Österreich bei Digitalisierung besser als EU-Schnitt

Bei der Digitalisierung tut sich in der EU nur langsam etwas, wie der aktuelle Index für digitale Wirtschaft und Gesellschaft zeigt. Österreich konnte sich innerhalb eines Jahres noch etwas verbessern: auf Rang 13. Damit ist das Land in Sachen Digitalisierung besser als der EU-Schnitt. Allerdings bemängelt die EU, dass hierzulande noch zu wenig Mittelständler das Internet nutzen.

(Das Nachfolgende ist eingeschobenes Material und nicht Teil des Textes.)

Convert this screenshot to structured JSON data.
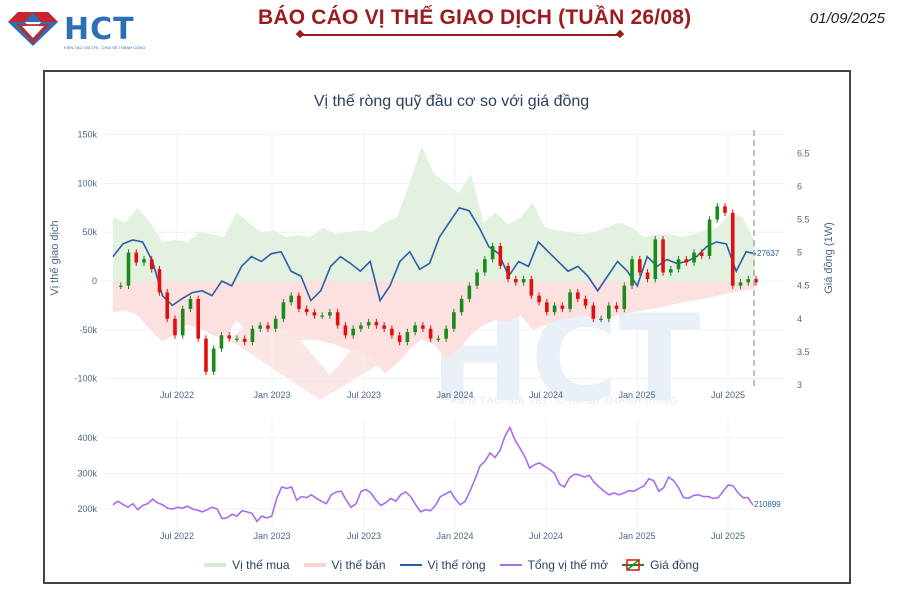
{
  "header": {
    "logo_text": "HCT",
    "logo_tagline": "KIẾN TẠO GIÁ TRỊ - CHIA SẺ THÀNH CÔNG",
    "report_title": "BÁO CÁO VỊ THẾ GIAO DỊCH (TUẦN 26/08)",
    "date": "01/09/2025",
    "title_color": "#9b1c1f",
    "logo_color": "#2d6fb5"
  },
  "watermark": {
    "text": "HCT",
    "tagline": "KIẾN TẠO GIÁ TRỊ - CHIA SẺ THÀNH CÔNG"
  },
  "chart_data": [
    {
      "type": "line",
      "title": "Vị thế ròng quỹ đầu cơ so với giá đồng",
      "ylabel": "Vị thế giao dịch",
      "y2label": "Giá đồng (1W)",
      "ylim": [
        -100000,
        150000
      ],
      "y_ticks": [
        "150k",
        "100k",
        "50k",
        "0",
        "-50k",
        "-100k"
      ],
      "y2lim": [
        3,
        6.5
      ],
      "y2_ticks": [
        "6.5",
        "6",
        "5.5",
        "5",
        "4.5",
        "4",
        "3.5",
        "3"
      ],
      "x_ticks": [
        "Jul 2022",
        "Jan 2023",
        "Jul 2023",
        "Jan 2024",
        "Jul 2024",
        "Jan 2025",
        "Jul 2025"
      ],
      "grid": true,
      "legend_position": "bottom",
      "last_value_label": "27637",
      "series": [
        {
          "name": "Vị thế mua",
          "type": "area",
          "color": "#e3f1e1",
          "values": [
            65000,
            60000,
            75000,
            60000,
            40000,
            42000,
            40000,
            50000,
            48000,
            45000,
            70000,
            60000,
            50000,
            52000,
            45000,
            47000,
            45000,
            55000,
            48000,
            50000,
            52000,
            50000,
            60000,
            65000,
            100000,
            138000,
            110000,
            100000,
            90000,
            110000,
            60000,
            70000,
            58000,
            65000,
            80000,
            55000,
            52000,
            50000,
            48000,
            50000,
            55000,
            60000,
            55000,
            45000,
            48000,
            48000,
            45000,
            48000,
            52000,
            55000,
            70000,
            65000,
            40000
          ]
        },
        {
          "name": "Vị thế bán",
          "type": "area",
          "color": "#fde0e0",
          "values": [
            -32000,
            -30000,
            -35000,
            -50000,
            -62000,
            -55000,
            -45000,
            -48000,
            -55000,
            -60000,
            -40000,
            -55000,
            -45000,
            -52000,
            -50000,
            -55000,
            -58000,
            -62000,
            -65000,
            -70000,
            -72000,
            -80000,
            -95000,
            -85000,
            -70000,
            -60000,
            -65000,
            -80000,
            -70000,
            -55000,
            -45000,
            -40000,
            -42000,
            -35000,
            -50000,
            -45000,
            -40000,
            -38000,
            -35000,
            -40000,
            -38000,
            -35000,
            -32000,
            -30000,
            -28000,
            -25000,
            -22000,
            -20000,
            -18000,
            -15000,
            -12000,
            -10000,
            -8000
          ]
        },
        {
          "name": "Vị thế ròng",
          "type": "line",
          "color": "#2b5fa3",
          "values": [
            25000,
            38000,
            42000,
            40000,
            20000,
            -15000,
            -25000,
            -18000,
            -12000,
            -10000,
            -15000,
            0,
            -5000,
            15000,
            25000,
            20000,
            28000,
            30000,
            10000,
            5000,
            -20000,
            -10000,
            15000,
            25000,
            18000,
            10000,
            20000,
            -20000,
            -5000,
            20000,
            30000,
            12000,
            18000,
            45000,
            60000,
            75000,
            72000,
            55000,
            35000,
            28000,
            5000,
            20000,
            15000,
            40000,
            30000,
            20000,
            10000,
            15000,
            5000,
            -10000,
            5000,
            20000,
            10000,
            -5000,
            25000,
            15000,
            22000,
            18000,
            20000,
            25000,
            35000,
            40000,
            38000,
            10000,
            30000,
            27637
          ]
        },
        {
          "name": "Giá đồng",
          "type": "candlestick",
          "increasing_color": "#1a8a1a",
          "decreasing_color": "#e01010",
          "values": [
            4.5,
            4.5,
            5,
            4.85,
            4.9,
            4.75,
            4.4,
            4.0,
            3.75,
            4.15,
            4.3,
            3.7,
            3.2,
            3.55,
            3.75,
            3.7,
            3.7,
            3.65,
            3.85,
            3.9,
            3.85,
            4.0,
            4.25,
            4.35,
            4.15,
            4.1,
            4.05,
            4.05,
            4.1,
            3.9,
            3.75,
            3.85,
            3.9,
            3.95,
            3.9,
            3.85,
            3.75,
            3.65,
            3.8,
            3.9,
            3.85,
            3.7,
            3.7,
            3.85,
            4.1,
            4.3,
            4.5,
            4.7,
            4.9,
            5.1,
            4.8,
            4.6,
            4.55,
            4.6,
            4.35,
            4.25,
            4.1,
            4.2,
            4.15,
            4.4,
            4.3,
            4.2,
            4.0,
            4.0,
            4.2,
            4.15,
            4.5,
            4.9,
            4.7,
            4.6,
            5.2,
            4.7,
            4.75,
            4.9,
            4.85,
            5.0,
            4.95,
            5.5,
            5.7,
            5.6,
            4.5,
            4.55,
            4.6,
            4.55
          ]
        }
      ]
    },
    {
      "type": "line",
      "title": "",
      "ylabel": "",
      "ylim": [
        150000,
        450000
      ],
      "y_ticks": [
        "400k",
        "300k",
        "200k"
      ],
      "x_ticks": [
        "Jul 2022",
        "Jan 2023",
        "Jul 2023",
        "Jan 2024",
        "Jul 2024",
        "Jan 2025",
        "Jul 2025"
      ],
      "grid": true,
      "last_value_label": "210899",
      "series": [
        {
          "name": "Tổng vị thế mở",
          "type": "line",
          "color": "#a66cf0",
          "values": [
            212000,
            222000,
            213000,
            205000,
            215000,
            198000,
            210000,
            215000,
            228000,
            217000,
            212000,
            202000,
            200000,
            205000,
            202000,
            208000,
            200000,
            197000,
            192000,
            198000,
            205000,
            200000,
            173000,
            175000,
            185000,
            180000,
            195000,
            192000,
            188000,
            165000,
            180000,
            175000,
            180000,
            230000,
            262000,
            258000,
            262000,
            225000,
            235000,
            232000,
            240000,
            230000,
            222000,
            215000,
            240000,
            248000,
            250000,
            225000,
            205000,
            215000,
            250000,
            255000,
            245000,
            225000,
            210000,
            218000,
            230000,
            222000,
            240000,
            248000,
            235000,
            212000,
            192000,
            198000,
            195000,
            210000,
            235000,
            242000,
            250000,
            228000,
            212000,
            222000,
            252000,
            285000,
            322000,
            335000,
            358000,
            345000,
            365000,
            405000,
            430000,
            395000,
            372000,
            348000,
            315000,
            325000,
            330000,
            320000,
            312000,
            300000,
            270000,
            262000,
            288000,
            298000,
            296000,
            290000,
            295000,
            275000,
            262000,
            250000,
            240000,
            245000,
            240000,
            245000,
            252000,
            250000,
            258000,
            265000,
            285000,
            280000,
            250000,
            260000,
            290000,
            280000,
            260000,
            232000,
            230000,
            238000,
            240000,
            235000,
            235000,
            230000,
            232000,
            250000,
            268000,
            265000,
            245000,
            232000,
            232000,
            210899
          ]
        }
      ]
    }
  ],
  "legend": [
    {
      "label": "Vị thế mua",
      "color": "#d6ead3"
    },
    {
      "label": "Vị thế bán",
      "color": "#fcd4d4"
    },
    {
      "label": "Vị thế ròng",
      "color": "#2b5fa3"
    },
    {
      "label": "Tổng vị thế mở",
      "color": "#a66cf0"
    },
    {
      "label": "Giá đồng",
      "color": "#1a8a1a"
    }
  ]
}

Internet der Dinge, Industrie 4.0, E-Commerce – die Digitalisierung ist nicht mehr aus dem Alltag wegzudenken. Doch gerade in Sachen Digitalisierung gibt es in der EU in etlichen Bereichen noch einen erheblichen Nachholbedarf. Auf einer Skala von null bis eins erreicht die EU im Schnitt nur einen Wert von 0,52 Punkten. Zwar steigt der Wert weiterhin, aber geht es nach der EU-Kommission sollte er schneller steigen.

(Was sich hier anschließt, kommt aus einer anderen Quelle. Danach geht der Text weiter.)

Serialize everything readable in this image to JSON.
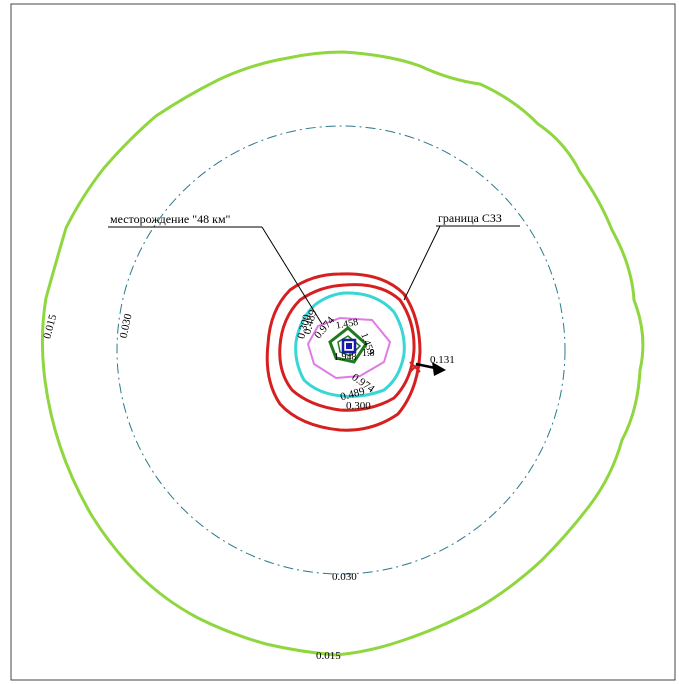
{
  "colors": {
    "outer_isoline": "#8fd63f",
    "dashdot_isoline": "#2b7a8a",
    "red_isoline": "#d62020",
    "cyan_isoline": "#38d6d6",
    "magenta_isoline": "#e07be6",
    "green_isoline": "#1f7a1f",
    "blue_isoline": "#1a1aa8",
    "leader_line": "#000000",
    "arrow": "#000000",
    "marker": "#d62020"
  },
  "labels": {
    "deposit": "месторождение \"48 км\"",
    "szz_boundary": "граница СЗЗ"
  },
  "isolines": {
    "outer_left": "0.015",
    "outer_bottom": "0.015",
    "dashdot_left": "0.030",
    "dashdot_bottom": "0.030",
    "red_left": "0.300",
    "red_bottom": "0.300",
    "cyan_left": "0.489",
    "cyan_bottom": "0.489",
    "magenta_left": "0.974",
    "magenta_bottom": "0.974",
    "inner_1": "1.458",
    "inner_2": "1.459",
    "inner_3": "1.948",
    "inner_4": "1.8",
    "point_value": "0.131"
  }
}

Während Rumänien, Bulgarien und Griechenland bei der Digitalisierung die Schlusslichter innerhalb der EU darstellen, konnte Österreich innerhalb eines Jahres seinen Wert von 0,46 auf 0,5 steigern, wie der Index für digitale Wirtschaft und Gesellschaft (DESI) zeigt. In Sachen Konnektivität liegt Österreich sogar über dem EU-Schnitt. Mit Blick auf Breitbandverfügbarkeit gehört Österreich mittlerweile zu den Top 10.

Dem Bericht zu Österreich lässt sich entnehmen, dass die digitalen Technologien sowohl bei Unternehmen, Privatpersonen als auch bei staatlichen Institutionen weit verbreitet sind. 59 Prozent der Internetnutzer in Österreich beispielsweise nutzen Online-Banking. Mit Blick auf den E-Commerce kritisiert die EU-Kommission, dass der österreichische Mittelstand in diesem Bereich noch nicht die Chancen zu nutzen weiß.

Die Zahl der Unternehmen, die auch Online verkaufen, ist in Österreich sogar geringer als der EU-Durchschnitt. Und selbst die Unternehmen, die auch online verkaufen, erzielen noch nicht annähernd das, was andere KMU im europäischen Ausland erreichen. Aber nicht nur in Österreich müssen die Mittelständler sich bei der Digitalisierung stärker engagieren.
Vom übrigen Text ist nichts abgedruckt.